A simple way is implementing those in a table with a function to get the next value. Here is an example where I want a no-gap sequence starting at one each year, to generate invoice numbers:
create table next_invoice_number(
year int primary key, num int default 1
);
create function next_invoice_number(year int) returns int as $$
insert into next_invoice_number as tab (year)
values(next_invoice_number.year)
on conflict (year) do
update set num=tab.num+1
returning tab.num
;
$$ language sql;
The function will increment the value and return it. If there's no record yet for the year, a new one is created.
This, with serializable isolation level, will generate no-gap numbers:
create table invoices (
primary key(year, num)
, year int, num int
);
insert into invoices
select 2023, next_invoice_number(2023)
from generate_series(1,10)
returning num
;
The result:
postgres=# select * from invoices order by num;
year | num
------+-----
2023 | 1
2023 | 2
2023 | 3
2023 | 4
2023 | 5
2023 | 6
2023 | 7
2023 | 8
2023 | 9
2023 | 10
(10 rows)
No-Gap and Scalability
With pgbench
, I test the throughput when generating numbers from one session only:
\! pgbench -t 1000 -nf <(echo '
insert into invoices values (2023, next_invoice_number(2023) );
') -c 1
pgbench (16beta2, server 15.1 (Debian 15.1-1.pgdg110+1))

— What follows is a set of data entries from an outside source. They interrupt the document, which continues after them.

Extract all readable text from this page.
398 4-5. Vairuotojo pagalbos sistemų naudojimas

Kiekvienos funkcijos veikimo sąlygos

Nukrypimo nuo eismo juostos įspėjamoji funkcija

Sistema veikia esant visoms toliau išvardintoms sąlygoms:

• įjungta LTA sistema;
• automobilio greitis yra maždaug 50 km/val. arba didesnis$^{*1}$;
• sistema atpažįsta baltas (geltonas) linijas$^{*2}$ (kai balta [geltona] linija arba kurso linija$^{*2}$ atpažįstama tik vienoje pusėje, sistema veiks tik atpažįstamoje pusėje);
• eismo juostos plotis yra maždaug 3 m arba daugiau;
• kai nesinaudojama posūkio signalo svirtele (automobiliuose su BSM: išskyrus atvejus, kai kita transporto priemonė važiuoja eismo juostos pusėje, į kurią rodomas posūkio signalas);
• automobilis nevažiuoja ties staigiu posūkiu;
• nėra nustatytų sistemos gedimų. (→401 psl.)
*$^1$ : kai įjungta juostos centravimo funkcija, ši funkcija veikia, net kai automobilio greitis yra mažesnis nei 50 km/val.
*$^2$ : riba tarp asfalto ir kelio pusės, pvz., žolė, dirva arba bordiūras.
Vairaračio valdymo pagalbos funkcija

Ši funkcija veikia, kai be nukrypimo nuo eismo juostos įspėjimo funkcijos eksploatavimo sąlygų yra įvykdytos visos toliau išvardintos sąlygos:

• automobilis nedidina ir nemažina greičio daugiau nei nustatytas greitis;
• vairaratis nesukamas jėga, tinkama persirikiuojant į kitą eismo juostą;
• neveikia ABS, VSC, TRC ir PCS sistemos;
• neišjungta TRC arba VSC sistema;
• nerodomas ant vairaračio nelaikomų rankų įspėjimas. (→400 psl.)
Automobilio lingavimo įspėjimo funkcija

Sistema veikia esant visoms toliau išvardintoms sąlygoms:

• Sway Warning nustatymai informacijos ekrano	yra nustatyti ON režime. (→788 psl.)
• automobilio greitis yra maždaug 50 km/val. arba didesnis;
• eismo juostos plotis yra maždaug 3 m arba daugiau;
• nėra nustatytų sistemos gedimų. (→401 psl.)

transaction type: /dev/fd/63
scaling factor: 1
query mode: simple
number of clients: 1
number of threads: 1
maximum number of tries: 1
number of transactions per client: 1000
number of transactions actually processed: 1000/1000
number of failed transactions: 0 (0.000%)
latency average = 0.981 ms
initial connection time = 5.319 ms
tps = 1019.719332 (without initial connection time)
Now I can compare this 1019 transactions per second, at 1 millisecond latency, with a run with 10 concurrent threads:
\! pgbench -t 1000 -nf <(echo '
insert into invoices values (2023, next_invoice_number(2023) );
') -c 10
pgbench (16beta2, server 15.1 (Debian 15.1-1.pgdg110+1))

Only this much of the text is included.